One last note: Dalkey Archive has traditionally done a great job of publishing books in translation that contain a lot of humor.10 These books tend to be of the very dark, self-deprecating, my-life-didn’t-turn-out-how-I-wanted variety, but also includes a lot of works whose humor is based in the voice of the characters, the strange turns of phrase that unveil the odd inner workings of a character’s mind. It would be interesting to trace how these books are received, and how often the humor is downplayed in favor of discussing the book’s cultural significance.

1 This is footnoted in the actual book with: “Aphosphorosis. Phosphate deficiency causing lameness in cattle.”

2 Also footnoted in the original: “A strap passing under a horse’s or donkey’s tail.”

3 Even as a translation advocate, there’s something about this viewpoint that inherently appeals to me. Admittedly, it’s rare for me to come across a “fuck you” that I don’t like.

4 Open Letter has yet to have a book sell as many copies as either version of Cré na Cille. In fact, our total sales for all our books combined, is just barely more than the number of copies Yale sold of the Modiano. Hearing other publisher’s sales can really put one’s life into perspective. To be completely honest, I don’t know of a single press our size/reputation that doesn’t have at least one book that far outpaces our top selling books. This is why I drink and write rambling essays about humor. Because if you can’t laugh, right?

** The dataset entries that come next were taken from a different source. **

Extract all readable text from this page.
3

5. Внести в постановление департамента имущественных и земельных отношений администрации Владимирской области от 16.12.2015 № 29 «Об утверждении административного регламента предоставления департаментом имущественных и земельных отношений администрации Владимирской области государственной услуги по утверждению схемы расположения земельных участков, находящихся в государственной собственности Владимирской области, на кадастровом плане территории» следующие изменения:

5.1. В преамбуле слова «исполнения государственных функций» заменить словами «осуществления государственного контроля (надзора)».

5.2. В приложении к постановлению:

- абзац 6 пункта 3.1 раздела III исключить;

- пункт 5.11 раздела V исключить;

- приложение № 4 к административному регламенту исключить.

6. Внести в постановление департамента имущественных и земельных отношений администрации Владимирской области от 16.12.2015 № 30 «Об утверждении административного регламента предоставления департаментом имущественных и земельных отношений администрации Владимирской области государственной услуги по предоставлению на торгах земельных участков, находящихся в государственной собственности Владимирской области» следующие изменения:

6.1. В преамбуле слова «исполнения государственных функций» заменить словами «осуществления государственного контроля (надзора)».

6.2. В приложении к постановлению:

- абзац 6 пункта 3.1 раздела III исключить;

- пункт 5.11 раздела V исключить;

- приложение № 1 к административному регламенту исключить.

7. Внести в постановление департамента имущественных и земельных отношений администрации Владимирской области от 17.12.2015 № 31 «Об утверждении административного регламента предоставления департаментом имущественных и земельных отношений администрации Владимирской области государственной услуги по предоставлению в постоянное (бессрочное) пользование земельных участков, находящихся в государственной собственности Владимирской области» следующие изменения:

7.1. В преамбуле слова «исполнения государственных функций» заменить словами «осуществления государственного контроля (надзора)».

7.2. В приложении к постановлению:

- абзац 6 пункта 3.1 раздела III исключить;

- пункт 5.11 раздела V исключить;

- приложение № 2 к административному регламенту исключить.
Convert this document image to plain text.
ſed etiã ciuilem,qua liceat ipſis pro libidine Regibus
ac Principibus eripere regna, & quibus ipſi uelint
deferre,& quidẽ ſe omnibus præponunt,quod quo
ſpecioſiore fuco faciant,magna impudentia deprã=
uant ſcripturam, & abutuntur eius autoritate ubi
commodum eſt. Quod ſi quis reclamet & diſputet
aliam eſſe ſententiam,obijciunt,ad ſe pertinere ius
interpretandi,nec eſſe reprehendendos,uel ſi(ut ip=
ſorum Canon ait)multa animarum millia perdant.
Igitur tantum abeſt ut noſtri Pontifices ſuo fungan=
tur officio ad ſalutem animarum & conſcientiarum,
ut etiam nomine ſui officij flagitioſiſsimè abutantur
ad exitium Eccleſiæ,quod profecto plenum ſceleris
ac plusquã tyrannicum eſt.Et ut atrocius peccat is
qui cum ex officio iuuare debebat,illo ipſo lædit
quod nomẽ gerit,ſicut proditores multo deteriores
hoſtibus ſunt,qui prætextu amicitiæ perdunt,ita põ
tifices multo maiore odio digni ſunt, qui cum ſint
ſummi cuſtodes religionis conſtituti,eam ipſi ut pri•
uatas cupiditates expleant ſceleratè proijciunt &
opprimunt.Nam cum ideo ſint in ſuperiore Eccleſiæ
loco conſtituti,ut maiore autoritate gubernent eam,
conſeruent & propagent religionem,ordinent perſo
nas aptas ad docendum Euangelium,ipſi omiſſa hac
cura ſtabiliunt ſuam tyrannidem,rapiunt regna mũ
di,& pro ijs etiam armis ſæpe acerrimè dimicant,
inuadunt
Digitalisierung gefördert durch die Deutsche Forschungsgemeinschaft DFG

5 How these translators build their reputation and how their translations are evaluated after their reputation is solidified are questions for another post.

6 The how and why this happens is, again, material for another post. One that can probably be summed up by saying: money + reputation + penetration = victory. Whether or not a new translation is objectively “better” is so irrelevant. As long as you can force something down the consumer’s throat—like Sam Tanenhaus did with the Pevear and Volokhonsky version of War and Peace—you’re fine. To be honest, the general reader won’t notice the difference between a translation that’s a 4 out of 10 in quality, and one that’s a 8 out of 10. At least in terms of sales. Again, material. Another post.

7 Yes, I know that a Facebook poll of 14 people is not statistically significant, or even just significant. But this anecdote makes sense within the context of the title of this post, which I will get to, I promise.

8 I recently tried rewatching the episode with the stoned Jon Lovitz, which, in my memory, was one of the only hysterical episodes of Friends, and felt like the whole thing was torture. How was this ever popular? Don’t answer that.

9 The joke: Stalin and Roosevelt had an argument about whose bodyguards were more loyal and ordered them to jump out of the window on the fifteenth floor. Roosevelt’s bodyguard flatly refused to jump, saying, “I’m thinking about the future of my family.” Stalin’s bodyguard, however, jumped out of the window and fell to his death. Roosevelt was taken aback.

“Tell me, why did your man do that?” he asked.

Stalin lit his pipe and replied: “He was thinking about the future of his family, too.”

10 A short list of funny authors from Dalkey: Svetislav Basara, Lydie Salvayre, Louis Paul Boon, Jean Echenoz, Gert Jonke, Raymond Queneau, Stig Sæterbakken, Jean-Philippe Toussaint, Dubrakva Ugresic, and Boris Vian.

In terms of funny authors we’ve published, Quim Monzo, Ilf and Petrov, Jerzy Pilch, Bragi Ólafsson, and Ror Wolf all come to mind.